Le prévenu se cogne une retenue douanière, puis une garde à vue, puis de la détention provisoire car le parquet demande l’ouverture d’une information judiciaire. En auditions le prévenu a joué l’effarement et la surprise, mais à l’audience maître Uzan, son avocat (barreau de Lyon), assure qu’en fait il avait « un doute » sur la marchandise. Aline Saenz-Cobo, vice-procureur, estime que c’est là se moquer encore du monde, le tribunal s’étonne : « Vous étiez conscient des risques, vous acceptez, pourquoi ? Ceux qui sont derrière, on ne les voit jamais devant les tribunaux. Vous encourez 10 ans de prison et une amende conséquente. C’est ce que prévoit la loi française quand des personnes vous utilisent. »

Une mule

C’est la tragédie de la mule, elle se joue souvent dans les tribunaux et autant dire qu’en comparution immédiate les audiences sont différentes. Ici, le tribunal prend le temps. Cet homme est marié, sa femme était avec lui mais fut placée sous le statut de témoin assisté pendant l’instruction. Ils ont une fille de 17 ans, n’ont pas de problèmes matériels particuliers et à eux deux s’assuraient des revenus corrects (plus de 3000 euros par mois). Alors quoi ? L’homme, assisté d’une interprète, explique qu’un certain A. lui a demandé avec insistance de transporter pour lui des sacs d’outils jusqu’en Allemagne. Le prévenu trouvait ça louche, mais bon, il a accepté contre 1500 euros par sac. Ce monsieur A. lui file un téléphone, lui demande de le tenir au courant de l’avancée de son trajet. Il veut assister au déchargement.

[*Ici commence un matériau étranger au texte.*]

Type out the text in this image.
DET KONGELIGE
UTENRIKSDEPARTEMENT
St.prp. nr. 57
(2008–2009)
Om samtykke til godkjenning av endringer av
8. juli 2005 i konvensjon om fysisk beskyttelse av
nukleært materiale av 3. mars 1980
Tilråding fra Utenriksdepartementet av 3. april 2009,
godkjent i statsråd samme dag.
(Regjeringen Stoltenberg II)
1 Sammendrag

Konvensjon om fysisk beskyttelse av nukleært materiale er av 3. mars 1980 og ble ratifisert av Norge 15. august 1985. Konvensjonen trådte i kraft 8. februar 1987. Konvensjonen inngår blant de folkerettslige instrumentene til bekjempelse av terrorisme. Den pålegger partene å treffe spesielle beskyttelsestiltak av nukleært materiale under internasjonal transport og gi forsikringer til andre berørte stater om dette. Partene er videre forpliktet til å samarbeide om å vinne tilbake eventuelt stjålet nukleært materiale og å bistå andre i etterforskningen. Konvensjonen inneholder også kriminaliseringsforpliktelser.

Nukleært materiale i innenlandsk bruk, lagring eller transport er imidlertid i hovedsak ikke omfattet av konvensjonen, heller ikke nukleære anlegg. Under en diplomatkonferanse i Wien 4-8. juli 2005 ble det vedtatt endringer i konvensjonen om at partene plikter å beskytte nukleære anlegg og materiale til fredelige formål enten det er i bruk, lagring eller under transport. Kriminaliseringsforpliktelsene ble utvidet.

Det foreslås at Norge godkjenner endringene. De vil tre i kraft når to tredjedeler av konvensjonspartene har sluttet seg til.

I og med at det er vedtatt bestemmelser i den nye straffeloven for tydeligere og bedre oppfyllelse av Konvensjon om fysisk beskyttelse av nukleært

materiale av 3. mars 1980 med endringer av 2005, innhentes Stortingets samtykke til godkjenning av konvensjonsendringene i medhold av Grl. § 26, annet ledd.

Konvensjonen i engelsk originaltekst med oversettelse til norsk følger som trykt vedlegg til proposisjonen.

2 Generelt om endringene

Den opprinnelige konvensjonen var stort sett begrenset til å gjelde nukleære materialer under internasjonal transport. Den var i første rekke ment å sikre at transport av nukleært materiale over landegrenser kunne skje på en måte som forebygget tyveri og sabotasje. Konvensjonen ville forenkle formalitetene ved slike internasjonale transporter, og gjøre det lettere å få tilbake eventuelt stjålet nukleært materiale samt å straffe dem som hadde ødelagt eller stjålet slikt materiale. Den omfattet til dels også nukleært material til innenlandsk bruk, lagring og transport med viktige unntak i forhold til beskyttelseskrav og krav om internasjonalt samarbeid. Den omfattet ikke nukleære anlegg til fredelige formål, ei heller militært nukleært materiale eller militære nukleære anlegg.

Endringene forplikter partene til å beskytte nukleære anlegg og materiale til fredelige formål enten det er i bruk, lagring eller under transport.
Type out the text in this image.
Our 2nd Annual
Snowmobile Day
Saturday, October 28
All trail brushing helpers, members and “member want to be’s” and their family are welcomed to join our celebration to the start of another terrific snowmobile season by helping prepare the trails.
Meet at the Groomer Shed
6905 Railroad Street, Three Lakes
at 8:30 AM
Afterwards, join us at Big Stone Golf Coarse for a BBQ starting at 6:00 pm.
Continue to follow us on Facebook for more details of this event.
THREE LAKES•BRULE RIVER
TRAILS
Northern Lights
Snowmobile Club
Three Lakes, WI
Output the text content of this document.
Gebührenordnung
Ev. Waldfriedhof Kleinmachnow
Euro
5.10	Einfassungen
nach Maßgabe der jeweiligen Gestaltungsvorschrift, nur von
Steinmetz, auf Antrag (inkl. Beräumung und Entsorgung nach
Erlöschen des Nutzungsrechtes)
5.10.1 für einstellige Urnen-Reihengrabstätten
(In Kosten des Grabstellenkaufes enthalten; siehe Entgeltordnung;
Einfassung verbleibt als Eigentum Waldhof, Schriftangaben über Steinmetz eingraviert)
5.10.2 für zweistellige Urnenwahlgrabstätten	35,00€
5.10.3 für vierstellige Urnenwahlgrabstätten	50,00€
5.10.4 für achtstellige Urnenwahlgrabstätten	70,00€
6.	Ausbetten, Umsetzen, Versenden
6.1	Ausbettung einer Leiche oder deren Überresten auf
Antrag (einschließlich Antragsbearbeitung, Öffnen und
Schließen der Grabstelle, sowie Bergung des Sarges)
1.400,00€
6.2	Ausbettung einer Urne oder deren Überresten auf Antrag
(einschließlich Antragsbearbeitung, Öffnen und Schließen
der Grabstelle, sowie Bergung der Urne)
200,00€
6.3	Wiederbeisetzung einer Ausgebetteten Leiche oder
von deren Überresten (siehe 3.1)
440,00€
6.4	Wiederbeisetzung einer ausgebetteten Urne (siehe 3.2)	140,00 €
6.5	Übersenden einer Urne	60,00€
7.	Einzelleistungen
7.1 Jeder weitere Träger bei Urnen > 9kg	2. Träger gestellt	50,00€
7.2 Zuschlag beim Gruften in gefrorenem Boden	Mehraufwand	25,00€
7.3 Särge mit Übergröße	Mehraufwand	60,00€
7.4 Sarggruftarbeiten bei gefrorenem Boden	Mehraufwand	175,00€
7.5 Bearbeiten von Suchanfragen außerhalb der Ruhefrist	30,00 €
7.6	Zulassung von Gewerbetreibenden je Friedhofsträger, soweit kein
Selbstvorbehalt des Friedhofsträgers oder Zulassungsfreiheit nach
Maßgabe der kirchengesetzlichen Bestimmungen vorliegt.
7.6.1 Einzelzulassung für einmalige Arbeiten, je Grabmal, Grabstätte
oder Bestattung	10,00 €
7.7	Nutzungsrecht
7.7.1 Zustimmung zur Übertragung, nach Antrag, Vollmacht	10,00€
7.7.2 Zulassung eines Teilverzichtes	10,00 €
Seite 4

Le coût d’analyses génétiques est « prohibitif » pour la justice (qui manque de moyens, ndla)

« Réquisitoire charpenté », salue maître Uzan. La procureur a repris le dossier et ses éléments : non, monsieur n’est pas tête de réseau, oui, monsieur est une mule, et c’est pour cela qu’il faut le condamner à 3 ans de prison et à 5 ans d’interdiction du territoire français. Oui, le parquet a décidé de renoncer aux recherches et analyses d’empreintes sur les sacs parce que le coût en est « prohibitif » (supérieur à 7 000 euros) lorsqu’on n’en a pas besoin comme preuve. « La situation humaine est difficile pour sa fille, mais c’est lui qui a fait ce choix. »

« Pour une bonne part la sanction est déjà tombée »

Maître Uzan plaide un casier néant « sans l’ombre d’un mauvais renseignement ». « Pour une bonne part la sanction est déjà tombée : il a perdu son emploi, il a perdu sa maison (cessation de paiement des crédits), il a failli perdre son épouse (qui n’était pas au courant), il n’a pas vu sa fille depuis juin 2018 et il a connu une situation d’incarcération très difficile (hernie discale opérée dans ce cadre), alors même qu’il est exemplaire (pas d’incident, il travaille, il voit un psy, etc.), et puis il a déjà fait 14 mois de prison. »

Des cartes de vœux

Le tribunal le déclare coupable, le condamne à 3 ans de prison dont 1 an avec sursis. Il ordonne le maintien en détention. Interdiction du territoire français pendant 4 ans à compter de sa sortie. Il reste à ce monsieur moins de 10 mois de prison à purger (car 14 mois de détention provisoire, et puis des crédits de réduction de peine) au centre pénitentiaire. Il continuera à y travailler. Que fait-il comme travail ? Il fait des cartes de vœux.